Lloyd C. Douglas
Our Own Hall of Fame


Our Own Hall of Fame

 

LLOYD C. DOUGLAS

 

EX-SPRINGFIELD REPORTER

Lloyd C. Douglas Treatise Became First Best Seller

 

DAYTON DAILY NEWS   MARCH 22, 1961

BY MARY ELLEN LYNCH

Daily News Staff Writer

 

     A treatise originally called “Personality Expansion Through Private Philanthropy” became one of the best selling novels in history and transformed a 52-year-old Lutheran minister into possibly the most successful writer of his generation.

     The book was “Magnificant Obsession.”  The author, Lloyd C. Douglas.

     At his death 19 years later, Douglas’ 11 strongly moralistic novels had sold a total of 7,380,000 copies not counting foreign sales.

     THE SON of a country parson, Douglas was born in Columbia City, Ind., but he had deep roots in Springfield.  It was there that he spent two years preparing for college, four years at Wittenberg and three more at Hamma Divinity school where he was ordained a Lutheran minister in 1903.

     He also cut his writing teeth in Springfield, working two summers as a police and sports reporter on the old Press-Republic.

     FOR THE NEXT 26 years Douglas and his wife, a minister’s daughter, served churches throughout the United States and Canada.

     The aspiring clergyman-author published his first volume of essays at his own expense.  Nobody bought it but, undaunted, Douglas followed up with three more collections that enjoyed mild success.

     He was half way through the fifth when he decided it might be more fun to make his point by telling a story.

THAT’S HOW “Magnificant Obsession” was born.  It was published (first edition: 2,500 copies) in 1929 by a small religious house that had no facilities for advertising or promotion.

     But the book gradually caught on by word of mouth and hit the best seller lists in 1932.

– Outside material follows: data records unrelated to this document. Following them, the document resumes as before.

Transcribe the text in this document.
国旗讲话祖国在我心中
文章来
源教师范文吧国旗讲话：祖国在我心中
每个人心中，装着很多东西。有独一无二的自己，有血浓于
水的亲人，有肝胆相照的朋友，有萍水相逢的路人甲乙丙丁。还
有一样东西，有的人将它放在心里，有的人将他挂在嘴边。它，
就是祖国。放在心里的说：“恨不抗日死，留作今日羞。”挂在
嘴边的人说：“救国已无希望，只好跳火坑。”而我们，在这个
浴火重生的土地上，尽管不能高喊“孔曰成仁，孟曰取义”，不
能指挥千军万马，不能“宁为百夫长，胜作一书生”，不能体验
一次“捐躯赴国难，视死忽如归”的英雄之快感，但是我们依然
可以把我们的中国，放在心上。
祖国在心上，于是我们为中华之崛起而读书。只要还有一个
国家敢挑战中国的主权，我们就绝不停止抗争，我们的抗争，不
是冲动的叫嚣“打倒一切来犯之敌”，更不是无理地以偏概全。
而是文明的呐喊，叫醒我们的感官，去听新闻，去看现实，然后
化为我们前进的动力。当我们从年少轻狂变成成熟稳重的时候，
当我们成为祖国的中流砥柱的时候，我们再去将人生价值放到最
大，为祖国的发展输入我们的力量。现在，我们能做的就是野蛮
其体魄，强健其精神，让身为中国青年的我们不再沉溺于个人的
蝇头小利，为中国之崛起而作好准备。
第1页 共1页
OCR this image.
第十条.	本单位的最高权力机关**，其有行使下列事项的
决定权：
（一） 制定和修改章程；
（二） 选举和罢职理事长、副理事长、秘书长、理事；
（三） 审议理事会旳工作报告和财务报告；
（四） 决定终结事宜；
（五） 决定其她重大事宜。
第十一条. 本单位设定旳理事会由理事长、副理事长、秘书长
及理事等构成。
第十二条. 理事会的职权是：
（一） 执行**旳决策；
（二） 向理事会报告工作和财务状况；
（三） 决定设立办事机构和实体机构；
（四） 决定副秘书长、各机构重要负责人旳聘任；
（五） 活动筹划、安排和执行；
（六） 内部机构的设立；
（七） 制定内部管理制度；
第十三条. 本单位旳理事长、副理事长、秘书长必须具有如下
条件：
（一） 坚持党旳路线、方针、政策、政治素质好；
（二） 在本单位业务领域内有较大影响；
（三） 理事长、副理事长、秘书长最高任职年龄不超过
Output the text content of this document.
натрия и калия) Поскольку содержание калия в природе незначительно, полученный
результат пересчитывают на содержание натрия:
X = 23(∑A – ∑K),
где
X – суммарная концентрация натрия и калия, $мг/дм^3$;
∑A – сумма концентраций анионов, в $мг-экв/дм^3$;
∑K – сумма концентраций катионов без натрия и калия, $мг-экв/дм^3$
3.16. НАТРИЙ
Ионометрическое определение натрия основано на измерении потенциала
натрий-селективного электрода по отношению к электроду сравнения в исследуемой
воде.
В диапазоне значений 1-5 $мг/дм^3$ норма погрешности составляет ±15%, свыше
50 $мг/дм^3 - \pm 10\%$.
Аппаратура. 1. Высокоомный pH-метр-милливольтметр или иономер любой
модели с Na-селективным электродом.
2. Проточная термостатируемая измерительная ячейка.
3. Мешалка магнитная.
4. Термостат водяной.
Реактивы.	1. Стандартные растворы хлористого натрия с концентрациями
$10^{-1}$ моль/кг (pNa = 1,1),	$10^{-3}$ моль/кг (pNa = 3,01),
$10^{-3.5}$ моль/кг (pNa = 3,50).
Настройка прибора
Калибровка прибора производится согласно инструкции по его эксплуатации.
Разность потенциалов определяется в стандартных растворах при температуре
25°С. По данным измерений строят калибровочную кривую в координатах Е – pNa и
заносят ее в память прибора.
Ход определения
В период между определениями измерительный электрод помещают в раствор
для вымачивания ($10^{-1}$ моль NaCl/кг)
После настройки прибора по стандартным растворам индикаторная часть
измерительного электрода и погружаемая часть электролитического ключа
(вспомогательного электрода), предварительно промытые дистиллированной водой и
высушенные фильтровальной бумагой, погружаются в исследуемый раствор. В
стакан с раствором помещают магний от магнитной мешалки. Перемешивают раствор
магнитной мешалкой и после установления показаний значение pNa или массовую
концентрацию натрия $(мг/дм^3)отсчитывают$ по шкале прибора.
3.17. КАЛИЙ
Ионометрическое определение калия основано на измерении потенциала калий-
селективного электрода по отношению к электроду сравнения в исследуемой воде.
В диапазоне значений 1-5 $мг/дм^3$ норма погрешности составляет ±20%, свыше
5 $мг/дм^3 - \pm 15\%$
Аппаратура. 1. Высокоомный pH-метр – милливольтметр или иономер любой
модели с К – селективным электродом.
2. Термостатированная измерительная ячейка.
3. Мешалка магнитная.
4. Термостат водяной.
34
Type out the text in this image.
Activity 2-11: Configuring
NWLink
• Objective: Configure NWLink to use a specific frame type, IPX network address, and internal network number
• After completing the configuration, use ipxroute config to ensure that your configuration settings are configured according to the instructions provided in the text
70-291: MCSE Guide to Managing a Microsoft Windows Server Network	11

     An amazed Douglas followed up with another success called ”Forgive Us Our Trespasses” and left the pulpit to concentrate fulltime on his “nationwide parish of novel readers.”

     MAGNIFICANT Obsession” became a hit movie and the book sold nearly 1.5 million copies.

     Critics attacked Douglas, deploring his clichés, calling his people puppets and his action melodramatic.

     He answered: “I do not know anything about writing novels, but I am learning.”

     In the course of his education he turned out such best sellers as “Green Light” (1935), “White Banners” (1936), “Disputed Passage” and “Dr. Hudson’s Secret Journal” (1939).

     THE ROBE” appeared in 1942, was translated into 12 languages and sold more than two million copies in the next 10 years.  “The Big Fisherman” (1948) was his last novel.

     A big, balding man running to fat, Douglas was a methodical workman (with a rule that the opening paragraph of each book must contain exactly two and a quarter lines) who turned out 3,000 words a day.

     HE TYPED his own manuscripts—sitting at a small pine table scarred with cigarette burns—while he played Mozart and Chopin records.

     Douglas was frankly more concerned with healing bruised spirits than winning critical acclaim.

     Douglas died from a heart ailment in Los Angeles in 1951.  He was 73.